Localized fast flow disturbance observed in the plasma sheet and in the ionosphere

• Main Authors: R. Nakamura, O. Amm, H. Laakso, N. C. Draper, M. Lester, A. Grocott, B. Klecker, I. W. McCrea, A. Balogh, H. Rème, M. André
• Format: Article
• Language: English
• Published: Copernicus Publications 2005-02-01
• Series: Annales Geophysicae
• Online Access: https://www.ann-geophys.net/23/553/2005/angeo-23-553-2005.pdf
• ISSN: 0992-7689; 1432-0576

An isolated plasma sheet flow burst took place at 22:02 UT, 1 September 2002, when the Cluster footpoint was located within the area covered by the Magnetometers-Ionospheric Radars-All-sky Cameras Large Experiment (MIRACLE). The event was associated with a clear but weak ionospheric disturbance and took place during a steady southward IMF interval, about 1h preceding a major substorm onset. Multipoint observations, both in space and from the ground, allow us to discuss the temporal and spatial scale of the disturbance both in the magnetosphere and ionosphere. Based on measurements from four Cluster spacecraft it is inferred that Cluster observed the dusk side part of a localized flow channel in the plasma sheet with a flow shear at the front, suggesting a field-aligned current out from the ionosphere. In the ionosphere the equivalent current pattern and possible field-aligned current location show a pattern similar to the auroral streamers previously obtained during an active period, except for its spatial scale and amplitude.

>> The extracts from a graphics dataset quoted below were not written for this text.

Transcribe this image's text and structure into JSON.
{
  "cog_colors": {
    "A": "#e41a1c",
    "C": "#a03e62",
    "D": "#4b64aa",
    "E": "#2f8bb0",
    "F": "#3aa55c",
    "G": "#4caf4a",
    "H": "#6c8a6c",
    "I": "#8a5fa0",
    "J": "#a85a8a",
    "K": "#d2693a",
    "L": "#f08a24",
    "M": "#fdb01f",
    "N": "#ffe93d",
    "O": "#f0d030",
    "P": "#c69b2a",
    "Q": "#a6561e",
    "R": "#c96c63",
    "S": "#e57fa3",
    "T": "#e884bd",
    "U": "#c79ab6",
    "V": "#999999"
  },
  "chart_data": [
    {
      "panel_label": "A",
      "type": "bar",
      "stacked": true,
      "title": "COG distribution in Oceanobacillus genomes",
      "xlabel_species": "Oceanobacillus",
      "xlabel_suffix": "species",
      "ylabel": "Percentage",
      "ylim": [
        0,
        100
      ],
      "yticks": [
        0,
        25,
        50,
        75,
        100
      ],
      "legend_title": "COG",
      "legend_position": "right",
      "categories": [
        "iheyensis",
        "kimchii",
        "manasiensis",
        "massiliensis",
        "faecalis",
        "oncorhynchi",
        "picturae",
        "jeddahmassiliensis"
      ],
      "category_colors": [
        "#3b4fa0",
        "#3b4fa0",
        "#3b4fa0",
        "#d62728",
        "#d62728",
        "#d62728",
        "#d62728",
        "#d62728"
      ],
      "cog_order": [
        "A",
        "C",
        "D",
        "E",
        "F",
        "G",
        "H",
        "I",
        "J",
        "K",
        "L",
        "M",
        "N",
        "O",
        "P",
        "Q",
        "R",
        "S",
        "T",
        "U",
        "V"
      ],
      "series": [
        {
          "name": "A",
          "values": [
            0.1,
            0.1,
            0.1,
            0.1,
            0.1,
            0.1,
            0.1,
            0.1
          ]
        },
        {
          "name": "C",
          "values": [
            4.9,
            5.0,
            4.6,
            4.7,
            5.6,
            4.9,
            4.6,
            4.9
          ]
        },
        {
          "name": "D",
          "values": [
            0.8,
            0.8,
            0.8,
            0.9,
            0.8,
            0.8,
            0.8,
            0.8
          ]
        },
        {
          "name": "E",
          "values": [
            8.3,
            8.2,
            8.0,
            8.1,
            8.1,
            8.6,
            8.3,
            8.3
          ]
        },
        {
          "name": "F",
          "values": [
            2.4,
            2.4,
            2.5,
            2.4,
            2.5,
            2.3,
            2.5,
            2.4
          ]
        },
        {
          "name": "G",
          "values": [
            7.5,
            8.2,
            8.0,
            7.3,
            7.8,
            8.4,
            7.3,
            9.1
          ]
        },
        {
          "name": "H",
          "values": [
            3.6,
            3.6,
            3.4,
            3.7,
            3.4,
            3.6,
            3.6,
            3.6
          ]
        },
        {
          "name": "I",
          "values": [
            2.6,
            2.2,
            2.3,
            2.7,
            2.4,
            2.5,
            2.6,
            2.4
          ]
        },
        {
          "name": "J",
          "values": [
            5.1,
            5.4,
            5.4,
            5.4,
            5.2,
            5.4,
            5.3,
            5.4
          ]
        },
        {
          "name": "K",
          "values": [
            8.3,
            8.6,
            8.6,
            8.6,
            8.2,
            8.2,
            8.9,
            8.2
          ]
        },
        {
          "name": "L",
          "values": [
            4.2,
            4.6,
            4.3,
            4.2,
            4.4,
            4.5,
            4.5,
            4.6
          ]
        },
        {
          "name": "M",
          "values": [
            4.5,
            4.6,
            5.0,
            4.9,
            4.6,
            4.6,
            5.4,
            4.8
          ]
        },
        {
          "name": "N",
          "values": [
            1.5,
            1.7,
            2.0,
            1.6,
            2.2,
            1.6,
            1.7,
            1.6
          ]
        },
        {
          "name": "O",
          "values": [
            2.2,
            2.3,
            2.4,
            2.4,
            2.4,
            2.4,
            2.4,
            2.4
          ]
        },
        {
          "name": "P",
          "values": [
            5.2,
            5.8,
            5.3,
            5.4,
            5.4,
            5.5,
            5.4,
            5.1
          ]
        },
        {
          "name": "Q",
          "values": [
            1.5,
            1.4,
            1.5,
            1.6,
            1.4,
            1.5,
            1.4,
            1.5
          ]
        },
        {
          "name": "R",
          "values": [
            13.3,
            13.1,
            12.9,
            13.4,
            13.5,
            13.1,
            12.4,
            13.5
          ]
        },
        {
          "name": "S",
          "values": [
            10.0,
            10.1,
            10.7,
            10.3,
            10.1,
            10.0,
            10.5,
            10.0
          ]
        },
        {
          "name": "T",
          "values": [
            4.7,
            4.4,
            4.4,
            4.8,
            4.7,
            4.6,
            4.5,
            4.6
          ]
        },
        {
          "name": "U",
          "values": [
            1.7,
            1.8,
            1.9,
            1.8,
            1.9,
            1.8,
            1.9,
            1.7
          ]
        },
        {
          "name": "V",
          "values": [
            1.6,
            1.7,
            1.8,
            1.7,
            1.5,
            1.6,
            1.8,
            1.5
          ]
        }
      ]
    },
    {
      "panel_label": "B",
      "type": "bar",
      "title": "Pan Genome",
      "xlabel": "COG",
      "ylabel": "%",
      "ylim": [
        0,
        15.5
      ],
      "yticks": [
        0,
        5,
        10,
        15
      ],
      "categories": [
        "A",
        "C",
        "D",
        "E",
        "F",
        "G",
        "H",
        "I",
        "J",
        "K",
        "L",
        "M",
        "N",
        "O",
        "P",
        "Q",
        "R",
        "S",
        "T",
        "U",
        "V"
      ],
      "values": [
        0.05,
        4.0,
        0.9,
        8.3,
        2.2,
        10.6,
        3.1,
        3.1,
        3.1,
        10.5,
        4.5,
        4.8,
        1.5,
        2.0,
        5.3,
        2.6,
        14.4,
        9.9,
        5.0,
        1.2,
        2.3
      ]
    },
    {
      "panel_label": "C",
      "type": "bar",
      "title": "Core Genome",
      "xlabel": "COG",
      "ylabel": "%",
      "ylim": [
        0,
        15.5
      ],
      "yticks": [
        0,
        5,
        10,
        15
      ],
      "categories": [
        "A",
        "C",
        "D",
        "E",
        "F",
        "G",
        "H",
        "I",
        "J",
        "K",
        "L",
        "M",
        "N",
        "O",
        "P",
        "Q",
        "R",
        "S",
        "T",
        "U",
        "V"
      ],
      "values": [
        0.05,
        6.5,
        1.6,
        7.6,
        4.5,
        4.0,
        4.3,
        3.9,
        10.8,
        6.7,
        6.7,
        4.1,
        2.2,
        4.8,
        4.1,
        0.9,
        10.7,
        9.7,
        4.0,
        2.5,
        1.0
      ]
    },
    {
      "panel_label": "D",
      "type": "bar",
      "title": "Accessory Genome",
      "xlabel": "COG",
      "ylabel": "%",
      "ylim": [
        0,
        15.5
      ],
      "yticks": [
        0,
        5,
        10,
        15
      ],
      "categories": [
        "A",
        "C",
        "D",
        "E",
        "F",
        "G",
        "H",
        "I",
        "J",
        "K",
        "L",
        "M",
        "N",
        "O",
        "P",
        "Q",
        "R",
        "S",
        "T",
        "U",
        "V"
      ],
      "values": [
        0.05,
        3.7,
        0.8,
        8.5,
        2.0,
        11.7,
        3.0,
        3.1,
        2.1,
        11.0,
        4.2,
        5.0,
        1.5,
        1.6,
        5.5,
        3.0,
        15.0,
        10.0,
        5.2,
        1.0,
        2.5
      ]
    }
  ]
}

It is inferred that the footpoint of Cluster was located in the region of an upward field-aligned current, consistent with the magnetospheric observations. The entire disturbance in the ionosphere lasted about 10min, consistent with the time scale of the current sheet disturbance in the magnetosphere. The plasma sheet bulk flow, on the other hand, had a time scale of about 2min, corresponding to the time scale of an equatorward excursion of the enhanced electrojet. These observations confirm that localized enhanced convection in the magnetosphere and associated changes in the current sheet structure produce a signature with consistent temporal and spatial scale at the conjugate ionosphere.